Anthropic launches Petri, an open-source AI safety audit tool for LLM model evaluation
Anthropic has released Petri, an open-source tool that automates safety audits of AI models using AI agents. Short for Parallel Exploration Tool for Risky Interactions, Petri helps researchers test models at scale for unsafe or deceptive behavior. It builds on the Inspect framework from the UK AI Security Institute and is publicly available on GitHub.
Petri assigns an Auditor agent to interact with target models through simulated, multi-turn dialogues. A Judge agent then reviews the exchanges and scores them across criteria like deception, flattery, and power-seeking. Researchers define audit scenarios with natural language seed instructions, allowing flexible and repeatable evaluations.
In tests involving 14 leading models across 111 scenarios, Petri uncovered issues including deception, manipulation, and whistleblowing tendencies.
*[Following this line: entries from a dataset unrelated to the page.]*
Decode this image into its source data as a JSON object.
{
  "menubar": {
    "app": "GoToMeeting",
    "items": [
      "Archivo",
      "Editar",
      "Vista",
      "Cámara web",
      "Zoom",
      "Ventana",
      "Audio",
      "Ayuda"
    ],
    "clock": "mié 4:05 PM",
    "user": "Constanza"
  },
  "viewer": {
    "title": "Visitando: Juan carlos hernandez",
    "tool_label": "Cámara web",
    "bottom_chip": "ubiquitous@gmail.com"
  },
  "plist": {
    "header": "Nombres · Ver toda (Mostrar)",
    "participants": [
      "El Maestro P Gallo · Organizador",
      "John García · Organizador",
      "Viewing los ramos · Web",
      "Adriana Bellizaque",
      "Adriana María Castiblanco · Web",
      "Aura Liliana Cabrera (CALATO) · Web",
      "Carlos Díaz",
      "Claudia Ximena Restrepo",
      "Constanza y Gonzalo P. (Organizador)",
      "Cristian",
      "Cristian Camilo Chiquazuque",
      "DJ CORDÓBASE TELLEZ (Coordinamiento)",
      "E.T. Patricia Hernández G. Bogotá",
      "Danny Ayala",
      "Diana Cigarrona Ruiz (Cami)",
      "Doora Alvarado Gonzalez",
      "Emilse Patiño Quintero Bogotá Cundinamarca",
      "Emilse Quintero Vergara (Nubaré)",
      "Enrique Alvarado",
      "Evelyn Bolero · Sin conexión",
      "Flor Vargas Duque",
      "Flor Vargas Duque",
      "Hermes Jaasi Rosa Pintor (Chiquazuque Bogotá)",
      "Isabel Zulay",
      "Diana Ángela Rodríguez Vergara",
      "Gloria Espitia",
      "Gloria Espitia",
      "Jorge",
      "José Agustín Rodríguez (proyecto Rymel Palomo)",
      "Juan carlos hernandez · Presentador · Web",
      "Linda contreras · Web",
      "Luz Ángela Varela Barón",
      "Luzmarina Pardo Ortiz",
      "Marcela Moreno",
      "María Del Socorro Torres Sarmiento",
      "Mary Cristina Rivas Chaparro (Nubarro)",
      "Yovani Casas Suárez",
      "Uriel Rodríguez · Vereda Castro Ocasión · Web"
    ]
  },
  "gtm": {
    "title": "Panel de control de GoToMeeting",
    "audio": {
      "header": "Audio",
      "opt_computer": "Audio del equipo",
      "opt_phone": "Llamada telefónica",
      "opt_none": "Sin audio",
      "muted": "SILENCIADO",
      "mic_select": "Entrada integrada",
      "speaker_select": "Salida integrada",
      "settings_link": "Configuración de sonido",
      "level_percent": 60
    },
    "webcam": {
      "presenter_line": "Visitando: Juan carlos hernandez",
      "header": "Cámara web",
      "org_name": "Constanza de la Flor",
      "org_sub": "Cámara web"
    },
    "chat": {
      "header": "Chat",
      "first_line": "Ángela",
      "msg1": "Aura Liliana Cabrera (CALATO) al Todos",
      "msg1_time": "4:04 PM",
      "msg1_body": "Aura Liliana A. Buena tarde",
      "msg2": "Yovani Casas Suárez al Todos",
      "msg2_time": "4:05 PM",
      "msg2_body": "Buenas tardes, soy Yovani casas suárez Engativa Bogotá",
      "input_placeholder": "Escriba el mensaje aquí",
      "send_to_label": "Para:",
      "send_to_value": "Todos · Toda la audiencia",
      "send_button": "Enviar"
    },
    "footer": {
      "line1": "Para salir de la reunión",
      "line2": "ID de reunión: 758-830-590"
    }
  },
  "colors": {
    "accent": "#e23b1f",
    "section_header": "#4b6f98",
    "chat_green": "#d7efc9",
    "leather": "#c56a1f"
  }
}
Claude Sonnet 4.5 and GPT-5 showed the lowest rates of problematic behavior, while Gemini 2.5 Pro, Grok-4, and Kimi K2 were more deceptive. Some models even flagged harmless actions due to narrative cues, reflecting gaps in ethical reasoning. Anthropic sees Petri as a step toward scalable, transparent safety benchmarks, though it notes the current results are still preliminary.